Despite facing numerous challenges, the RID-TB project was able to adapt and continue operating throughout the COVID-19 pandemic, and is back to full strength in Daru, the capital of Papua New Guinea’s Western Province.
Supported by Australian Government funding through the PNG-Australia Partnership, Reducing the Impact of Drug-Sensitive and Drug-Resistant Tuberculosis (RID-TB) is a Burnet Institute project supporting the design and implementation of an effective response to the major TB epidemic in Western Province.
The project works closely with the Western Provincial Health Authority (WPHA) and other partners.
Thanks to these strong relationships with partners, the local community, and the knowledge and expertise of local teams, the project was able to continue despite the significant limitations imposed by COVID-19 throughout 2020, 2021 and 2022, said Dr Khai Lin Huang, Technical Director of the RID-TB project.
Data and information relating to program efficiency was closely monitored and program activities were adapted to mitigate the impact of the pandemic, including human resources challenges, restrictions on travel and equipment, and the diversion of resources.
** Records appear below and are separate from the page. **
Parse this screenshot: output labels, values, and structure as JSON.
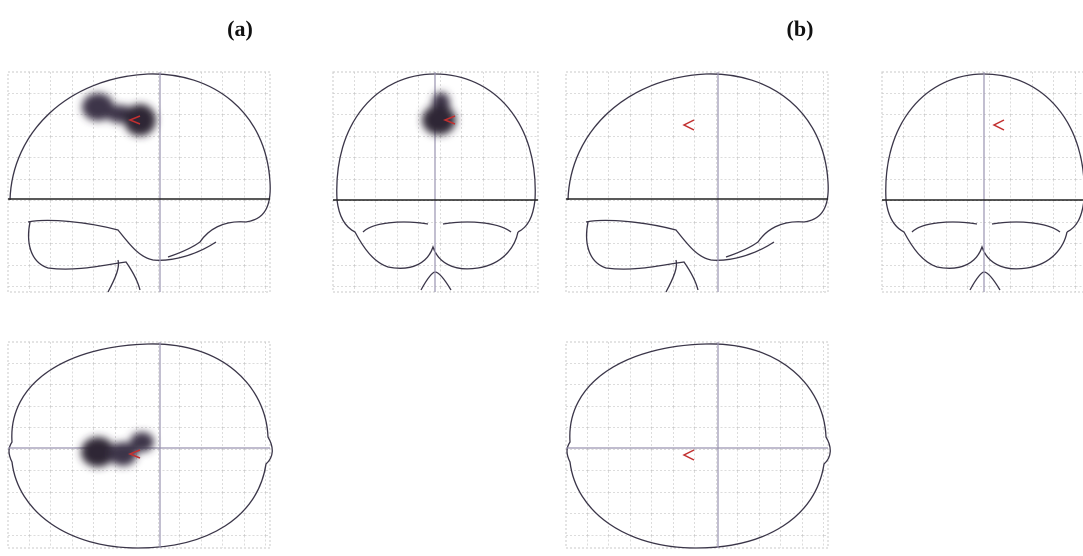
{
  "panels": [
    {
      "label": "(a)"
    },
    {
      "label": "(b)"
    }
  ]
}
The team also pivoted from TB to COVID-19, using their existing expertise to support the WPHA in its response to the pandemic, including assisting with the vaccine rollout in the region.
As a result, essential TB services were maintained and the number of people who successfully completed treatment remained high.
Dr Huang said it was a testament to the dedication and commitment of the team working across the project that activities were able to continue during the pandemic.
“I’m so proud of the entire team for all their hard work and dedication to a person-centred approach to TB care, despite the many challenges we encountered during the pandemic,” Dr Huang said.
With a return to a full contingent of national and international staff in 2022, the focus has been on rebuilding and strengthening the TB model of care, expanding active case-finding activities, and improving access to preventative therapy for TB in Daru.
In late January of 2022, the RID-TB public health team returned to active household contact tracing for people newly diagnosed with TB, a core public health activity for TB control.
By the end of 2022, 488 people had been diagnosed with drug-susceptible TB, 93 people with drug-resistant TB, and 85 people were put on preventative therapy in Daru’s Basic Management Unit, all of whom are receiving appropriate treatment.
The resumption of a full suite of public health activities has allowed for greater monitoring of symptomatic and asymptomatic contacts, and more children who are close contacts of a TB case have also started preventative therapy.
Team member and Nursing Officer Naomi Pank said it was great to be able to increase the level of support and education to households affected by TB.
“It’s been rewarding to once again be able to go out to the community,” said Ms Pank.
“Our team has picked up its core activities which can be reflected in the hospital’s TB Diagnostic Centre attendance thus far, as well as the number of children on or who have completed preventative therapy.
“There is also more contact tracing and case identification through screening of contacts as the team is able to move around the community freely.”